Iron Mountain ski jump

Iron Mountain ski jump

Sunday, May 22, 2016


CHRIST IN WINTER: Reflections on Faith for the Years of Winter…

Our pastor, Jimmy Moore, told a Tex Sample story in his sermon last Sunday. I heard Tex tell it a number of years ago, but it’s the sort of story, like most Tex Sample stories, that hits you with a new force every time.

Tex is a Mississippi boy who became a seminary professor. But he never forgot his simple roots. Most of his academic work was studying the religion of what he called “hard living” folks, the ones whose dogs have died and their women have left and their pickup won’t run, so there’s nothing left but to write a song about it.

Their songs, like their living, are simple. They tend to favor church music like “In the Garden.”

Theologians and professors and seminarians tend to look down on songs like “In the Garden,” though, not just because they are simple, but because their theology is often downright misleading. We get more of our theology from the church songs that we sing than we get from the Bible or sermons, so it’s important that they have good theology.

Personally, though, I don’t worry much about the theology of hymns. If you trust and never doubt, he will surely bring you out. That’s not good theology. Nobody is going to get brought out if it depends on never doubting. But Charles A. Tindley’s “Take Your Burden to the Lord” is great fun to sing, and its main point, in the title, is good theology.

Hymn writers are willing to do some really bad theology if they can get a rhyme out of it.

Yes, most of us get most of our beliefs from hymns and Christian songs, singing them in church and camp, and it’s better to sing a Jim Manley song or a Charles Wesley hymn, because their theology, as well as their sound, is sound, but let’s trust the Spirit a little. I think there’s something right about a song that leads us to an experience of joy, even if there is something wrong here and there with what the words say.

But “In the Garden” is just so bad in its isolationist and self-centered theology…the joy we share as we tarry there, none other has ever known… Come on; you’re not the only one Christ ever talked to or walked with.

So one day in class, Tex was making fun of that song, saying how bad it is. I’m no stranger to that. A whole generation of seminarians learned to do that. Tex taught at St. Paul seminary in Kansas City, and I started at Perkins School of Theology, at SMU, in Dallas, but we had similar experiences about the song my favorite prof, H. Grady Hardin, called “Andy.”

He said that it had originally been intended as a popular love song, a tryst song: “And he walks with me, and he talks with me, and he tells me I am his own…” But the composer hadn’t been able to make a go of that, so he turned it into a religious song.

So Grady sang it to us as Andy walks with me, Andy talks with me, Andy tells me I am his own…

That turned out to be one of the most fun classes I ever had, because we got to talking, doing improv, really, about all sorts of hymns.

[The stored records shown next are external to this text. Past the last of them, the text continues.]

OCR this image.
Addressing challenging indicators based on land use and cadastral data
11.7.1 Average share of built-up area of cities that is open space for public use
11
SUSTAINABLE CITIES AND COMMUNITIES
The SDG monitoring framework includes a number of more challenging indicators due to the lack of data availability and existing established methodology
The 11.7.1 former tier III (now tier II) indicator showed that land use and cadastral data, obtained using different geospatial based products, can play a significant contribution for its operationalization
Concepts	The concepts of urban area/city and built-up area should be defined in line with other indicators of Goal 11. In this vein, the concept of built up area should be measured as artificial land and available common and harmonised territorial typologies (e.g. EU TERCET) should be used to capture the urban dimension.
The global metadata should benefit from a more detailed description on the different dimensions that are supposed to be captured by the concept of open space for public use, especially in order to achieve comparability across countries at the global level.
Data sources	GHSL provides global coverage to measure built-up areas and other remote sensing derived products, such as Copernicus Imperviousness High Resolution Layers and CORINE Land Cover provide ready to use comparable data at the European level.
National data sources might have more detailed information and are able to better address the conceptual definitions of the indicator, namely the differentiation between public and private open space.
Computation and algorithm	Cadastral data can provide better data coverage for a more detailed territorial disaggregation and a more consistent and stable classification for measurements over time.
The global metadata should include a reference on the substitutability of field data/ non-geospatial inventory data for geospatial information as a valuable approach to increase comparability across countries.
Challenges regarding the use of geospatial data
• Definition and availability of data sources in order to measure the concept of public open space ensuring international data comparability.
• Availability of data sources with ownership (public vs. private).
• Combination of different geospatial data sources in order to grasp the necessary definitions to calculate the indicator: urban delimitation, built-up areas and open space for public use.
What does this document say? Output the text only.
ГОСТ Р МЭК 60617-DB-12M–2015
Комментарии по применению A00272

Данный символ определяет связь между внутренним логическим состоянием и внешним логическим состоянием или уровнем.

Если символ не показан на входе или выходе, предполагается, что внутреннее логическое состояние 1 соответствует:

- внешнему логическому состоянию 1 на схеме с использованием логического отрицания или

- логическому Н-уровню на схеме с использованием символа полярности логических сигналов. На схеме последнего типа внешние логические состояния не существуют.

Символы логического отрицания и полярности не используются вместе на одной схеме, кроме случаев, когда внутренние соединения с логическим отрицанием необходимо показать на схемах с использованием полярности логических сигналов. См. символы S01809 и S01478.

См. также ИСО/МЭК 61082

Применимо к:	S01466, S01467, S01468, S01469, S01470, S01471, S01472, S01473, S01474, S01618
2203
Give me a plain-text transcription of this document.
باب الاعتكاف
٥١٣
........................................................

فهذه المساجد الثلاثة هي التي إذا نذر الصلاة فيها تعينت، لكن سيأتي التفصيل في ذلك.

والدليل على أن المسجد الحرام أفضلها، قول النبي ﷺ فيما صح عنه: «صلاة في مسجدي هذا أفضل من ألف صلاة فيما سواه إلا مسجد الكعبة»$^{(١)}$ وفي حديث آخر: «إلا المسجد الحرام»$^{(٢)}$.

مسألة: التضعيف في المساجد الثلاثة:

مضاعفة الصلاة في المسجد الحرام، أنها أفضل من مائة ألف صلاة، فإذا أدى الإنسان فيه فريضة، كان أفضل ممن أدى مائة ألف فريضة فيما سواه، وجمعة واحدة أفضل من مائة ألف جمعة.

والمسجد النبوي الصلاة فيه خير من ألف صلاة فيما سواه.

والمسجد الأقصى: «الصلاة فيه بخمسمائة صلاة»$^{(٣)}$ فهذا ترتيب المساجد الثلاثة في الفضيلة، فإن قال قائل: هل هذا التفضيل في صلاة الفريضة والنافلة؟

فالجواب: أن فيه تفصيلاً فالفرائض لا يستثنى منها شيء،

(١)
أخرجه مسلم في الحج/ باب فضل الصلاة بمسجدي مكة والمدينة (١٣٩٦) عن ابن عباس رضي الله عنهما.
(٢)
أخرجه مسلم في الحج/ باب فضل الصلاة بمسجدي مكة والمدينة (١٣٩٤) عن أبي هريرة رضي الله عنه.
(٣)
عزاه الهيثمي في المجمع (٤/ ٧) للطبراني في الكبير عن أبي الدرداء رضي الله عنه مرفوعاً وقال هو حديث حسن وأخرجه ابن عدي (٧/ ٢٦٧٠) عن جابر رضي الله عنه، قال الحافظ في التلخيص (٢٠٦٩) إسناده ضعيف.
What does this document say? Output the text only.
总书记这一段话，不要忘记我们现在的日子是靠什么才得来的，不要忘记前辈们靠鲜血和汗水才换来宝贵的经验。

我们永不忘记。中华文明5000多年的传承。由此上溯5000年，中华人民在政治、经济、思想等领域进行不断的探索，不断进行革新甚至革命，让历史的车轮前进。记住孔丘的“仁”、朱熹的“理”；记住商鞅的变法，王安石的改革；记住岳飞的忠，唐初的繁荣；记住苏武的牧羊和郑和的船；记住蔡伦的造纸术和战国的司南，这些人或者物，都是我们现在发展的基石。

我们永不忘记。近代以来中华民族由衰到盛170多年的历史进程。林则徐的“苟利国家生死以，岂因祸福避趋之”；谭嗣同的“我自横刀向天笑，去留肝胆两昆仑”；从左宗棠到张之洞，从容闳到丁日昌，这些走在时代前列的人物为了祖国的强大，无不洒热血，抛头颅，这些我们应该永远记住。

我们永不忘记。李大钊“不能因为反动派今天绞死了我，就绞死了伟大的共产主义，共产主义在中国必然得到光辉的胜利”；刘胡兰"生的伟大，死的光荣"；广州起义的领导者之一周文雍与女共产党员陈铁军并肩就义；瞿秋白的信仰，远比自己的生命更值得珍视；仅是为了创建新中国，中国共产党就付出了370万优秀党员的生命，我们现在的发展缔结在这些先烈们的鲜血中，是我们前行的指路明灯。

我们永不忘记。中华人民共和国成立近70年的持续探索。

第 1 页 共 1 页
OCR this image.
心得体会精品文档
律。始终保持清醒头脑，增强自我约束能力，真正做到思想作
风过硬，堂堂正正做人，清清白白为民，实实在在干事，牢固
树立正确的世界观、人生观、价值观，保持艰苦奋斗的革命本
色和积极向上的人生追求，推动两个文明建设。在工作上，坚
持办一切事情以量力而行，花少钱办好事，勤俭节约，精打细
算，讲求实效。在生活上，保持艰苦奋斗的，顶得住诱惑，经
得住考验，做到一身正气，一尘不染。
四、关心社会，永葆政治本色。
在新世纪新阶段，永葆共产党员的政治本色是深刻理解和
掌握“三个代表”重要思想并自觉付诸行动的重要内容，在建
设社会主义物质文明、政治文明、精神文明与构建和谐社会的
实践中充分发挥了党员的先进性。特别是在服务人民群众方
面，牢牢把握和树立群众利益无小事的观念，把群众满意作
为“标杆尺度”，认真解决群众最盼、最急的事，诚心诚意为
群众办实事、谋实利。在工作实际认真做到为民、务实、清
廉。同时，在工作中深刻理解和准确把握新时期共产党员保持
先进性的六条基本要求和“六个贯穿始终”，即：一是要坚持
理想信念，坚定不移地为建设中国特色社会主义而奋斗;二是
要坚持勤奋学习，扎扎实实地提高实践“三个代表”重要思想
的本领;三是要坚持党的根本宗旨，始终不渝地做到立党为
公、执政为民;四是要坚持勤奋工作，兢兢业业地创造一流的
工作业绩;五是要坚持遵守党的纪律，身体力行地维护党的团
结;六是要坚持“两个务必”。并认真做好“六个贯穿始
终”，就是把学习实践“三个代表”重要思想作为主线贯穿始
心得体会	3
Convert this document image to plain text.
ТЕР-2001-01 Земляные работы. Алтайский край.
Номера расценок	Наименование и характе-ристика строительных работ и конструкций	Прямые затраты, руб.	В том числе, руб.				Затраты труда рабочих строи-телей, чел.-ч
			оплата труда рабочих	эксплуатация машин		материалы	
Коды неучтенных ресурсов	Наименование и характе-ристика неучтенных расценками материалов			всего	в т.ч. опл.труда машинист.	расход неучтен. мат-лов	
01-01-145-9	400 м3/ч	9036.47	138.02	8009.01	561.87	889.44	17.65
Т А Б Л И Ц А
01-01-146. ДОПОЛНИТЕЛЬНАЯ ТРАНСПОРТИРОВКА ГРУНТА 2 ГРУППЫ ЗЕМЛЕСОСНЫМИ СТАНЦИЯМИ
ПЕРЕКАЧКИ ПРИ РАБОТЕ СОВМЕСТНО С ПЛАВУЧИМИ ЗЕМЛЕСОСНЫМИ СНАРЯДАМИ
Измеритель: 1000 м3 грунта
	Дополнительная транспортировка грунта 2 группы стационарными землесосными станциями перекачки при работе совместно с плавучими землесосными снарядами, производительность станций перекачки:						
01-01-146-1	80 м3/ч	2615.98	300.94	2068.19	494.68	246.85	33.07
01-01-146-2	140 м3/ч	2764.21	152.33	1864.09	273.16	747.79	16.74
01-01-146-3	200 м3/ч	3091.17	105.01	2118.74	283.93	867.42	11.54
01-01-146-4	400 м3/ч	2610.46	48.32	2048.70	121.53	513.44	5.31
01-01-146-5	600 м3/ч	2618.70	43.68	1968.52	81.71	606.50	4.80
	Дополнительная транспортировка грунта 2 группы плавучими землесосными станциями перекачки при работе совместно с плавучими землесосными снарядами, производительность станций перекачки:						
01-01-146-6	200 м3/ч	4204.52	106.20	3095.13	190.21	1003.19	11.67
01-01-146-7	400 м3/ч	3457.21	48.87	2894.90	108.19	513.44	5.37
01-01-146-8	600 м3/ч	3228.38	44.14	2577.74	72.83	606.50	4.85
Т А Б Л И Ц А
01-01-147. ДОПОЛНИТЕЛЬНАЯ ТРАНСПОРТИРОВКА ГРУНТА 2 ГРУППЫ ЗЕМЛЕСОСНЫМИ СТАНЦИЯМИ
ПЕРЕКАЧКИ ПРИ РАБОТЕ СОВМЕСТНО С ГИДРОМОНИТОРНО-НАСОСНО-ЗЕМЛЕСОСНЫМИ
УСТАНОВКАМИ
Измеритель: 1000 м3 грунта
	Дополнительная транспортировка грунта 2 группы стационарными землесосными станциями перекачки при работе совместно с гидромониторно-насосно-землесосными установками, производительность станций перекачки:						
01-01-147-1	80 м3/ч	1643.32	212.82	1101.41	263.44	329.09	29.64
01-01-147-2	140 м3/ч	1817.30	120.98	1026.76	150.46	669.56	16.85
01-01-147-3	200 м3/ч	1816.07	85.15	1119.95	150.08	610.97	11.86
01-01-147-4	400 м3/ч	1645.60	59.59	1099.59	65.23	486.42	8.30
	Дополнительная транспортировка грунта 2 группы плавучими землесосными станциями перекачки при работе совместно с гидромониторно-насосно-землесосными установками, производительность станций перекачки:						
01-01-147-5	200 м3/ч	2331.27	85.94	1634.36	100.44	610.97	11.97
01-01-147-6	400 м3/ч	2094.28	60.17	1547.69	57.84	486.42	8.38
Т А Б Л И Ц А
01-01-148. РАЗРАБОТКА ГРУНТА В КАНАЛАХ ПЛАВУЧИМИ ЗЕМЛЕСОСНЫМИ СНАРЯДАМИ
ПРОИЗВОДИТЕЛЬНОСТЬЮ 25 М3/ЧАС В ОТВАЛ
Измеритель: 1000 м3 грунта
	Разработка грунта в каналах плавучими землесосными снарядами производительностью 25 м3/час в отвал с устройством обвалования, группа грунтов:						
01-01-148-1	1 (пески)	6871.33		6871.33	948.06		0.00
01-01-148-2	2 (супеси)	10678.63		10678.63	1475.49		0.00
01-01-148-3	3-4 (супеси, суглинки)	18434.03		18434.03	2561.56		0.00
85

Somehow we got onto “adjusting” Christian hymns for other religions, such as “He’s the Lotus of the Valley” for Buddhism rather than the Christian hymn, “He’s the Lily of the Valley.” And “Buddha loves me, this I know, for the Sutras tell me so.”

I was never too hard on “Andy.” It was my mother’s favorite hymn, and the only one she could almost play on the piano. But I went along with the idea that a song that selfish, that narcissistic, that terrible in its theology, has no place in Christian faith.

That’s what Tex Sample said in his class, too. Afterward, a woman student came up to him.

“My father sexually abused me until I was fourteen,” she said. “And after each time he did it to me, I would go out into the back yard, my garden, and I would sing that song, and remember that regardless of how bad it was, God loves me.”

I come to the garden alone, while the dew is still on the roses. And the voice I hear, falling on my ear, the son of God discloses. And he walks with me, and he talks with me, and he tells me I am his own, and the joy we share, as we tarry there, none other has ever known.

There are times when that is not bad theology. Sometimes it’s darned good theology.


I tweet as yooper1721.


  1. Nicely said. I sang this song in a trio this past Sunday, and I was concerned about the theology of the song. But, so many people said that the song reminded them of a loved one, a grandmother, a mother, that I realized that the skewed theology didn't matter. Thank you.